Seanad debates

Thursday, 12 December 2013

10:40 am

Photo of John KellyJohn Kelly (Labour) | Oireachtas source

In February 2012 I introduced the Wind Turbines Bill in the House and it was passed with flying colours. Eight months ago, as a result of the legislation, the Department decided, with the help of the Minister, to review the wind energy guidelines. Hundreds of submissions were made to it, mostly about the setback distance of wind turbines from family homes. The Department addressed the flicker issue in that it was stated the monstrosity would be turned off when there was a flicker. The noise levels were dealt with, but this will still prove contentious in that it will be a case of one man's word against another's. However, the Department did not deal with the setback distance. In 2006 the setback distance was decided based on the height of the turbine multiplied by ten. At the time the height of a turbine was 50 m. Turbines are now being developed that are 200 m high. Logic would dictate that these turbines should be 2 km from people's homes. Despite this, they are still set at 500 m. Not one metre was added to the setback distance after the making of hundreds of submissions. Everyone was listening to the departmental drivel that we would not reach our targets if the setback distance was 1 m farther than 500 m. I am sick and tired of listening to this. That information is being fed to the Department and the Minister by the big wind energy developers, nobody else.

It is said this is a local issue. However, between wind turbines and pylons, it is a local issue everywhere right now. We need to engage in cross-referencing with regard to the members of each relevant board. We need to ask who has been on the boards of SEAI, Mainstream, Coillte, EirGrid and An Bord Pleanála and determine where they have come from, where they have ended up and who is driving this project. The simple people are asking simple questions, but they are not receiving the required answers. That is not acceptable.
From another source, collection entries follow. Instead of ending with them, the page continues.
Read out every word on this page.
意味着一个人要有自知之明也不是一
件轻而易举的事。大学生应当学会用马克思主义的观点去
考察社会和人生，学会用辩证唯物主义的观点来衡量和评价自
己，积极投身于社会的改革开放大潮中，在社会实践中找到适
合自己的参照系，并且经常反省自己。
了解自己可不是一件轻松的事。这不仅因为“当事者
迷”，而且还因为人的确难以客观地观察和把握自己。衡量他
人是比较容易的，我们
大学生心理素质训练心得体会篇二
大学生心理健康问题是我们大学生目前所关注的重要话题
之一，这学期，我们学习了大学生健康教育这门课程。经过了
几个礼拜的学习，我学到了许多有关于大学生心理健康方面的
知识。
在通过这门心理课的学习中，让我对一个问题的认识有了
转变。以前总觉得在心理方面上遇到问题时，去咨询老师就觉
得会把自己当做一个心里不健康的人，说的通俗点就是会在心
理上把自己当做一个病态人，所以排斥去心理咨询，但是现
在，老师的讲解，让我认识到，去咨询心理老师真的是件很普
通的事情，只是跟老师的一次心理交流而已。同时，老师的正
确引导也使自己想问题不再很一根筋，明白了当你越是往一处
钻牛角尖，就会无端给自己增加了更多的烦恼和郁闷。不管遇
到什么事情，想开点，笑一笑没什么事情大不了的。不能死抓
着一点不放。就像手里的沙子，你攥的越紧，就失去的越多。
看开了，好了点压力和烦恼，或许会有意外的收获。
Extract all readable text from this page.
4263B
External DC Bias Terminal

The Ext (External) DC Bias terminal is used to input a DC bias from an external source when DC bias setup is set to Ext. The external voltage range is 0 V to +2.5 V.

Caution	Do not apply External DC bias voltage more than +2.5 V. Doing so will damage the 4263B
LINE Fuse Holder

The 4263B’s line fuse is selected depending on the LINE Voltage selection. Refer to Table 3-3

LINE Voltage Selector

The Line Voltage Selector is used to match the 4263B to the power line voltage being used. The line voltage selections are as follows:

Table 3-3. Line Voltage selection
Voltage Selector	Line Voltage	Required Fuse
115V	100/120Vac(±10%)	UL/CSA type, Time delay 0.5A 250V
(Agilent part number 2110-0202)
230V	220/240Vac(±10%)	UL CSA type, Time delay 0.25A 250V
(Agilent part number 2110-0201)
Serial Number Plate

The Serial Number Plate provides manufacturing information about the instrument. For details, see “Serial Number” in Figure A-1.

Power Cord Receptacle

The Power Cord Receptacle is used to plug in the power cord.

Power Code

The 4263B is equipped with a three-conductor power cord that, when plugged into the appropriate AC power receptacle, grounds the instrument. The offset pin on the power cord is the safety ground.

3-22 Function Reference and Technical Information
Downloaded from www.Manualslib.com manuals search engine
Yesterday I said in this House that we were creating another bubble. It is ready to burst. There is only one way to deal with it, namely, by way of a political decision. There is no point in waiting any longer for civil servants to solve this problem. A political decision must be made. The politicians who need to make the decision had better be aware that this House could be a very volatile place in which to be in the next couple of years.